Despite the hope and accolades, the drugs’ pick-up among migraine sufferers has been slow, for many reasons. For one, the mAbs require injections; then there’s the hesitancy of insurance companies to pay for them, since the older triptans are available as generics and therefore less expensive. Many payors require that triptans be tried first and allow the more expensive drugs only if the triptans fail. The choices for migraine treatment are many, even if none work in all—or even most—people. Many people also find relief in nonpharmacological approaches and lifestyle changes to eliminate migraine triggers.
Migraine Research “Coming of Age”
Together, the CGRP findings and the new targets they have uncovered within the trigeminovascular system “take the field out of the 19th century,” Moskowitz says. That bodes well for sustaining the progress in future generations of research. “It can’t be seen as a sort of mystery disease if you want to attract people into the field,” Moskowitz says. “Success begets success.”

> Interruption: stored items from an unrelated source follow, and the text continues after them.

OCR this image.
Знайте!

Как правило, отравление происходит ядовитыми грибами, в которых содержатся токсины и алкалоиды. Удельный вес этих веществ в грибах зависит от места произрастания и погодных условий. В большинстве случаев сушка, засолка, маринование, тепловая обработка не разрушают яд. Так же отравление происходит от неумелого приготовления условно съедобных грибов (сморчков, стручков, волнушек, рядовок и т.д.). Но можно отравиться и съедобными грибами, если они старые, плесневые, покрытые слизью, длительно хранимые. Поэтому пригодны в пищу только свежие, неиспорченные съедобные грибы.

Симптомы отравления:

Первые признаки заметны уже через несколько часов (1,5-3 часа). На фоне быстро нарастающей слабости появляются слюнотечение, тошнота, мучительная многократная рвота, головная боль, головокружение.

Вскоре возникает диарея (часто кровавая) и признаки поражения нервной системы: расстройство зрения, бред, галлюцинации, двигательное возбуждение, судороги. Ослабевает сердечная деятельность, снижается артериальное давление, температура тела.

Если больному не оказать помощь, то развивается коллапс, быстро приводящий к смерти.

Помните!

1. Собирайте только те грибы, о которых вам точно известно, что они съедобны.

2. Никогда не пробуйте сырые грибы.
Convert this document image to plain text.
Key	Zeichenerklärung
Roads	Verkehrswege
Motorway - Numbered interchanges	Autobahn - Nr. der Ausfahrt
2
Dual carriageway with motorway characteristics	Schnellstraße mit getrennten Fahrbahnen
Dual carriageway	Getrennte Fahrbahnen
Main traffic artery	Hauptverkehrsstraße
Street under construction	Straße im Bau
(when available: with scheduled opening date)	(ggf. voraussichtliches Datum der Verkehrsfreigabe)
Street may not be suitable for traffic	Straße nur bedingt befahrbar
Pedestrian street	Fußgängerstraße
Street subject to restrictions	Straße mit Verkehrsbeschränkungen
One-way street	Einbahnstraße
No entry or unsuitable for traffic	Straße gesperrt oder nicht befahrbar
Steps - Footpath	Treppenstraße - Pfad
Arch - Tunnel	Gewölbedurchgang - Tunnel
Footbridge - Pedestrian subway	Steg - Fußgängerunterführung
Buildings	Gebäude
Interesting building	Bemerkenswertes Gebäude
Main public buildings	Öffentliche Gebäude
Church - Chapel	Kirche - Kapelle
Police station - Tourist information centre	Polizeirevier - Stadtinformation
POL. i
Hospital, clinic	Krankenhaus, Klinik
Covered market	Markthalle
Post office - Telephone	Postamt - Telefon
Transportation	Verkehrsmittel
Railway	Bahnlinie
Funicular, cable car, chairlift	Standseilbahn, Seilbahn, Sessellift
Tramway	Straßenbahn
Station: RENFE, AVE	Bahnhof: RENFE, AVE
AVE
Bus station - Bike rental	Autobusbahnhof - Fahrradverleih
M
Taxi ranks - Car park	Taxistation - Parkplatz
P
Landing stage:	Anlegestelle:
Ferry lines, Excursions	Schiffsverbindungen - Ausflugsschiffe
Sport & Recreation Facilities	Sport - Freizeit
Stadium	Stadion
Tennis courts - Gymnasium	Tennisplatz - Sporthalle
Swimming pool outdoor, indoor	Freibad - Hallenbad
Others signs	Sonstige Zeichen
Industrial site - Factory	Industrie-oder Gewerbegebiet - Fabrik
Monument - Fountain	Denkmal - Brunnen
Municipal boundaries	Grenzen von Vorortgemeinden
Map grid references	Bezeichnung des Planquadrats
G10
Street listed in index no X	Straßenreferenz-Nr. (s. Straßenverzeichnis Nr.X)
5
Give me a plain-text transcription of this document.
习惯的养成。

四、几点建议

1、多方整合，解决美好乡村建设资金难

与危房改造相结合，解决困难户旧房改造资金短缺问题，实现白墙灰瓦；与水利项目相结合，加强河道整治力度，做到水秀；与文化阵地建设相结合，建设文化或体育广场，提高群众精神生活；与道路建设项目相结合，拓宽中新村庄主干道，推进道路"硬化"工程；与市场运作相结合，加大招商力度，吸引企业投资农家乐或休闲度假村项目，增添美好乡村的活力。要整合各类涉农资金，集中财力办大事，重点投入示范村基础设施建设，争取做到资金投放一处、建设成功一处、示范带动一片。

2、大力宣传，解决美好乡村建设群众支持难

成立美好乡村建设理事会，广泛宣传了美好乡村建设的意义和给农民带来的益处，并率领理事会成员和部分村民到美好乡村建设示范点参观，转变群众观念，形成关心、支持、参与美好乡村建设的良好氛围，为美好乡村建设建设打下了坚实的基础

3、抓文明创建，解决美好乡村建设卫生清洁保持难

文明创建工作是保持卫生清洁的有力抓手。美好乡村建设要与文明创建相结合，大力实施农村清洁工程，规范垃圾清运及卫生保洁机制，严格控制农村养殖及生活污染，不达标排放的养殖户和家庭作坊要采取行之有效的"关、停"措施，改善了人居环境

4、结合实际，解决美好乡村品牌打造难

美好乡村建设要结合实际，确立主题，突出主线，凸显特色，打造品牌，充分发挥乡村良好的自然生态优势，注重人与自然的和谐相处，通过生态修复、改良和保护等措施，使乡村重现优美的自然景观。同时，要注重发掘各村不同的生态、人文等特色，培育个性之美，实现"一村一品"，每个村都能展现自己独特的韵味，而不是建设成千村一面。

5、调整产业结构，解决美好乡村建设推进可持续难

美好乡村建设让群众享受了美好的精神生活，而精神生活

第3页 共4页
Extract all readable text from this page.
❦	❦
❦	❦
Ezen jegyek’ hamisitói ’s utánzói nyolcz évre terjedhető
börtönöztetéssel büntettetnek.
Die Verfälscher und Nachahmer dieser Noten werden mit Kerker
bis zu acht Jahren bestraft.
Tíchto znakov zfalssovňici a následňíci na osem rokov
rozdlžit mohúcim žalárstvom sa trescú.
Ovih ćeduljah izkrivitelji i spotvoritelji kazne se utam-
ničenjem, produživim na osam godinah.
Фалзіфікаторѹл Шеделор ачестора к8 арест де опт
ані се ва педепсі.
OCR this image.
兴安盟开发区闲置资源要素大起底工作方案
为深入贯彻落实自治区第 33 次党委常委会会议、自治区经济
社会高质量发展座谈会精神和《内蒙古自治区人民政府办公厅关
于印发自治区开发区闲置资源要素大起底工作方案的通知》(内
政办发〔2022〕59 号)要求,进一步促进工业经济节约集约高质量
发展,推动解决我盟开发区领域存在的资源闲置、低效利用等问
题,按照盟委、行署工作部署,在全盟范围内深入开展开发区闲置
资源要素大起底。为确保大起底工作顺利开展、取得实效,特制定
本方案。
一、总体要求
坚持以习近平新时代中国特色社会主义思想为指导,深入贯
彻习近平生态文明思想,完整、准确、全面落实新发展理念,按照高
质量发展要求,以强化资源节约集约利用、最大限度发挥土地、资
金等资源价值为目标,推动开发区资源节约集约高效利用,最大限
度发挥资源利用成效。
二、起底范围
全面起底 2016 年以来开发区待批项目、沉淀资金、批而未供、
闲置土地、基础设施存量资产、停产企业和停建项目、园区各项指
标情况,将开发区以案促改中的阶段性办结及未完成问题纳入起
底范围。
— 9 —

Olesen, who spearheaded a decades-long effort to create an internationally accepted classification system for headache—a Herculean endeavor that has been integral to progress in the field—says that migraine “used to be in the back alley of research.” Despite being “ridiculously underfunded” by the NIH, he says migraine is becoming one of the better understood conditions in neurology. “The field has opened up for basic research, for intelligent basic neuroscience. The progress per dollar is bigger than in any other field. That itself is a big achievement.”
Goadsby sees the recognition of their research as a coming of age for the field, reflecting its transition from “being a pastime of either cranks or people at the margins, to being a topic that is respectable enough for mainstream science to ask biological questions that relate to migraine.” As the current president of the American Headache Society, he is working with the U.S. NINDS (National Institute of Neurological Disorders and Stroke) to set benchmarks for progress in migraine research—an indication, he says, of the maturity of the field.
A roadmap for research might address some unanswered questions. We still don’t know what causes migraine, for example. We don’t know why migraines are more frequent and severe in women—a question Edvinsson’s lab is focused on answering. And a healthy debate continues as to whether the pain and associated symptoms of migraine are vascular or neural at their root—recent evidence points to the latter, against long-standing convention—and how the two interplay. Yet, for once, it seems the medical “mystery disease”—long ignored and stereotyped by society and science alike—is getting seen.